Wilson Gray hwgray at GMAIL.COM
Mon Aug 2 00:25:05 UTC 2010


On Sun, Aug 1, 2010 at 10:07 AM, Jonathan Lighter
<wuxxmupp2000 at gmail.com> wrote:
> "On a hummer" is a variant.

Got damn, man! You *know* that shit?! I'm truly impressed!

"On a humble" is yet another variant.

All three forms were current in my Saint Louis youth. It took the
indisputable enunciation of the phrase as "on a _humbug_" by Amos "Yo'
Ponyo" Doston, Louietown's premier disk-jockey of the "boogie-joogie
sounds" and seeing "humbuggin' " in print to persuade me that _on a
hummer_ and _on a humble_ were mere variations based on a mishearing
of Doston's innumerable other uses of this as a catchphrase.

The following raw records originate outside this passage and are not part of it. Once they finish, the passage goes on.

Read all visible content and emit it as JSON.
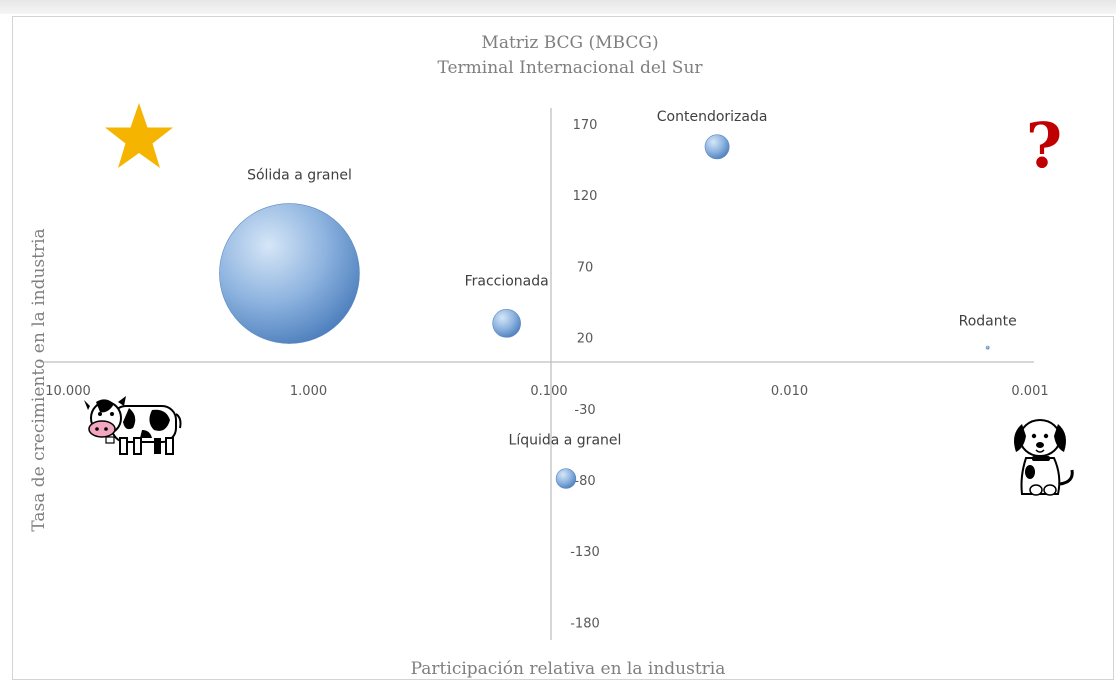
{
  "chart_data": {
    "type": "bubble",
    "title": "Matriz BCG (MBCG)",
    "subtitle": "Terminal Internacional del Sur",
    "xlabel": "Participación relativa en la industria",
    "ylabel": "Tasa de crecimiento en la industria",
    "x_scale": "log-reversed",
    "xlim": [
      10,
      0.001
    ],
    "ylim": [
      -180,
      170
    ],
    "x_ticks": [
      "10.000",
      "1.000",
      "0.100",
      "0.010",
      "0.001"
    ],
    "y_ticks": [
      "170",
      "120",
      "70",
      "20",
      "-30",
      "-80",
      "-130",
      "-180"
    ],
    "grid": false,
    "points": [
      {
        "name": "Sólida a granel",
        "x": 1.2,
        "y": 65,
        "size": 100
      },
      {
        "name": "Fraccionada",
        "x": 0.15,
        "y": 30,
        "size": 4
      },
      {
        "name": "Contendorizada",
        "x": 0.02,
        "y": 154,
        "size": 3
      },
      {
        "name": "Líquida a granel",
        "x": 0.085,
        "y": -79,
        "size": 2
      },
      {
        "name": "Rodante",
        "x": 0.0015,
        "y": 13,
        "size": 0.05
      }
    ],
    "quadrant_icons": {
      "top_left": "star-icon",
      "top_right": "question-mark-icon",
      "bottom_left": "cow-icon",
      "bottom_right": "dog-icon"
    },
    "colors": {
      "bubble_light": "#c7dcf2",
      "bubble_dark": "#5b8ac4",
      "star": "#f5b400",
      "question": "#c00000",
      "axis": "#bfbfbf"
    }
  }
}
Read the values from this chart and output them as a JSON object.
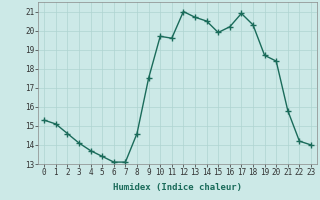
{
  "x": [
    0,
    1,
    2,
    3,
    4,
    5,
    6,
    7,
    8,
    9,
    10,
    11,
    12,
    13,
    14,
    15,
    16,
    17,
    18,
    19,
    20,
    21,
    22,
    23
  ],
  "y": [
    15.3,
    15.1,
    14.6,
    14.1,
    13.7,
    13.4,
    13.1,
    13.1,
    14.6,
    17.5,
    19.7,
    19.6,
    21.0,
    20.7,
    20.5,
    19.9,
    20.2,
    20.9,
    20.3,
    18.7,
    18.4,
    15.8,
    14.2,
    14.0
  ],
  "line_color": "#1a6b5a",
  "marker": "+",
  "marker_size": 4,
  "bg_color": "#cce9e7",
  "grid_color": "#afd4d1",
  "xlabel": "Humidex (Indice chaleur)",
  "xlim": [
    -0.5,
    23.5
  ],
  "ylim": [
    13,
    21.5
  ],
  "yticks": [
    13,
    14,
    15,
    16,
    17,
    18,
    19,
    20,
    21
  ],
  "xticks": [
    0,
    1,
    2,
    3,
    4,
    5,
    6,
    7,
    8,
    9,
    10,
    11,
    12,
    13,
    14,
    15,
    16,
    17,
    18,
    19,
    20,
    21,
    22,
    23
  ],
  "xlabel_fontsize": 6.5,
  "tick_fontsize": 5.5,
  "line_width": 1.0
}
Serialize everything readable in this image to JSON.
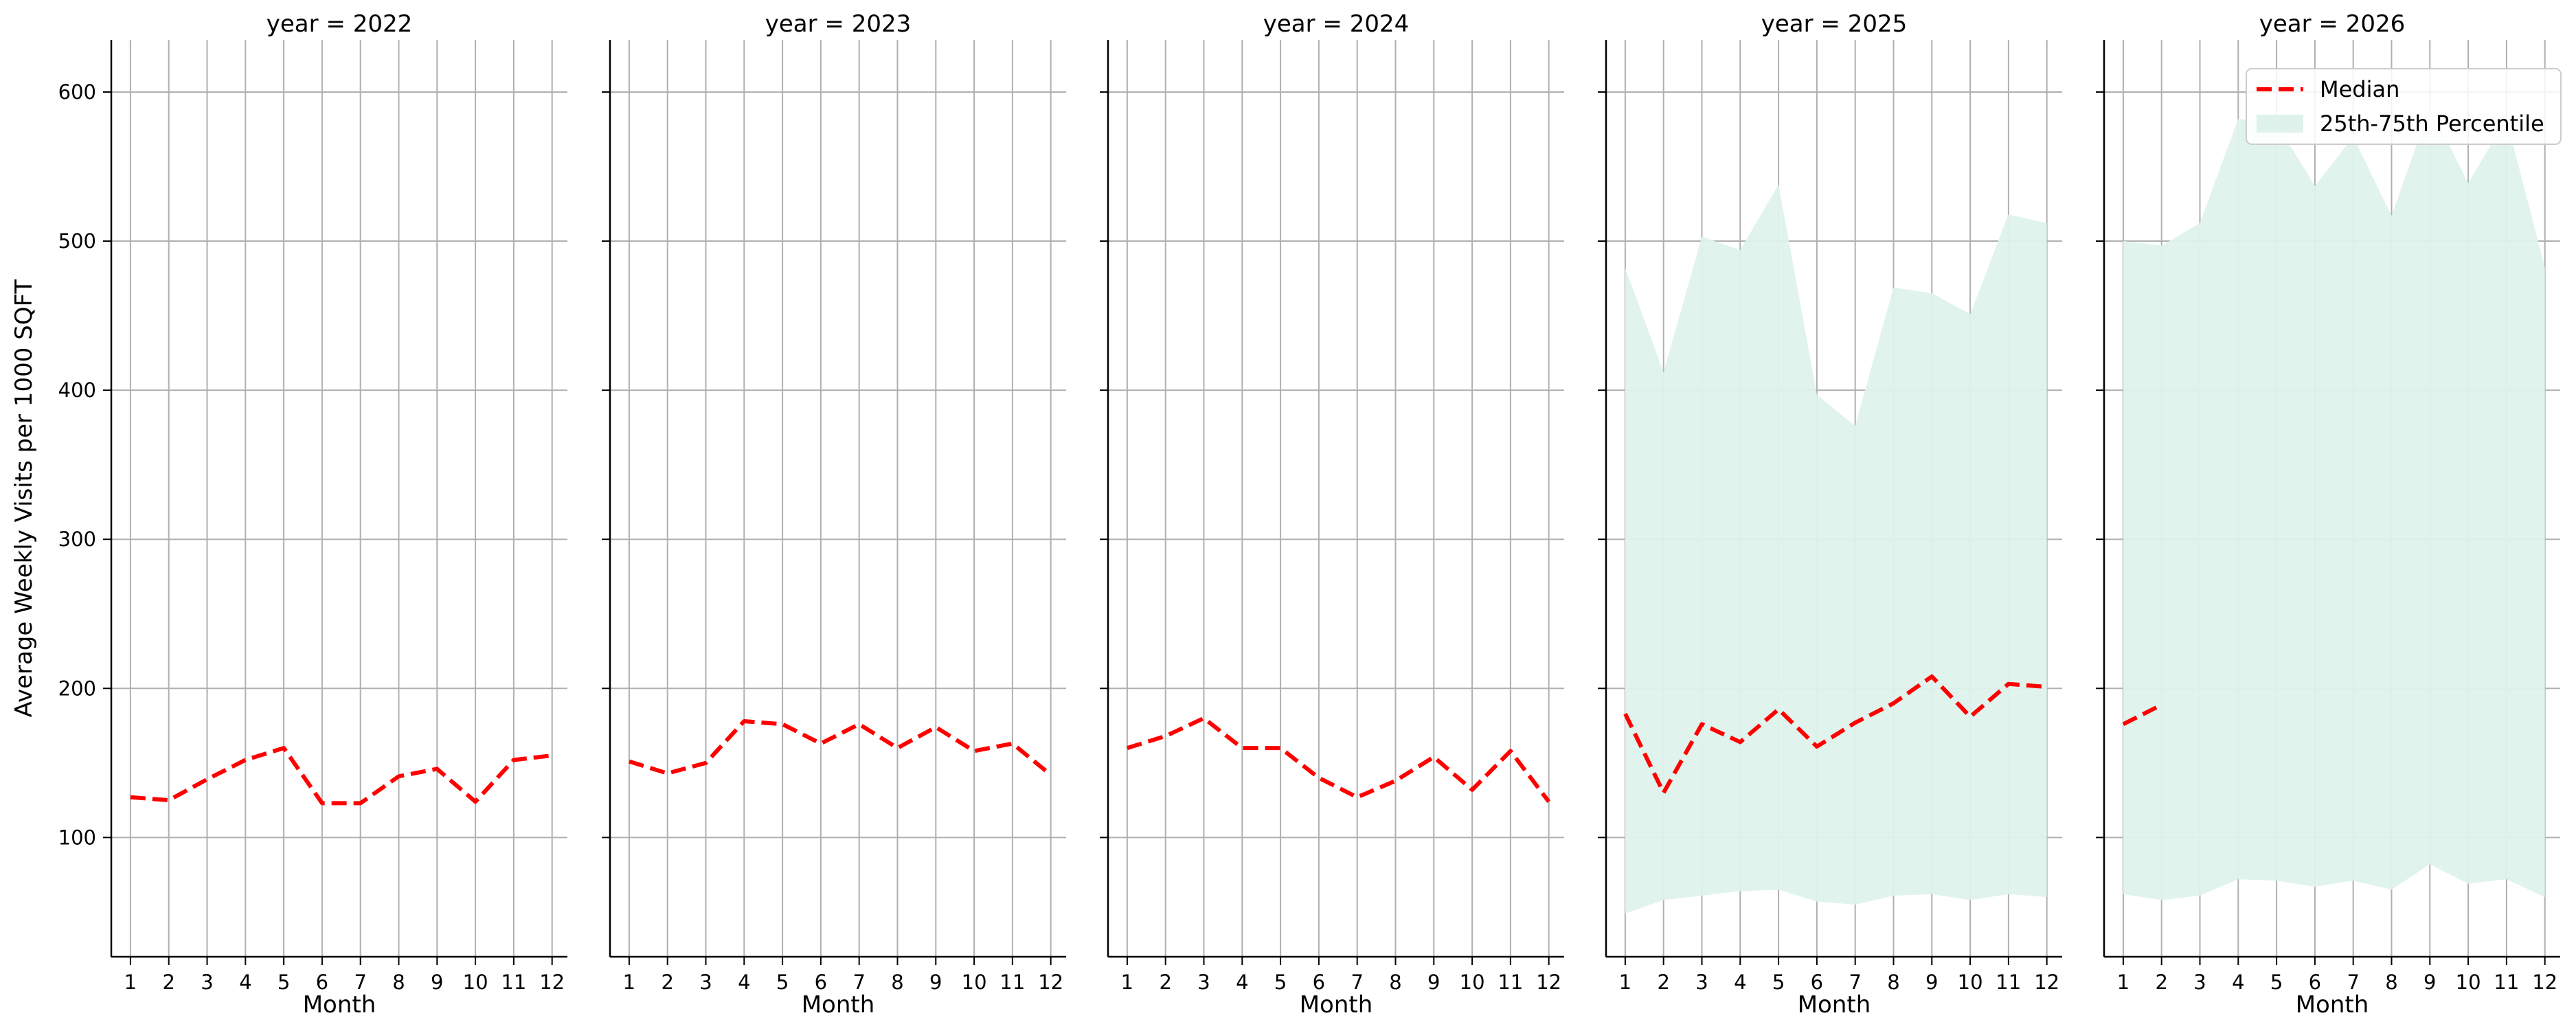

In an article about him published in the StL Post-Dispatch (brother
was *big*, locally!), he claimed that _Ponyo_ was a Korean word
meaning "friend" that he had learned while serving in the military in
Korea. Unreal, IMO, and I've never gone for it. But, given that my own
knowledge of Korean ends at _kimchee_...

Doston was on a couple of times a day. For his after-school show, he
used a version of the instrumental, Behind The Sun, or, as he
enunciated it, "Be-HIND [pause] The SUN!" (meaning "down South") as
his theme song, though another catchphrase of his was, "Ain't it great
to be above the magnolias [= in the (relative) North] on a day like
this?!" (It was a real bringdown when I discovered that at least one
species of magnolia is a fairly-common street tree as far north as
Boston, whereas the only place that I ever saw a magnolia in StL was
at the Missouri Botanical Garden.)

As for the meaning of "on a humbug," it had to do with scamming,
acting on the down low, slipping something past someone, getting over
on someone, etc. It's meaning was very fluid.

-Wilson

--
-Wilson
–––
All say, "How hard it is that we have to die!"––a strange complaint to
come from the mouths of people who have had to live.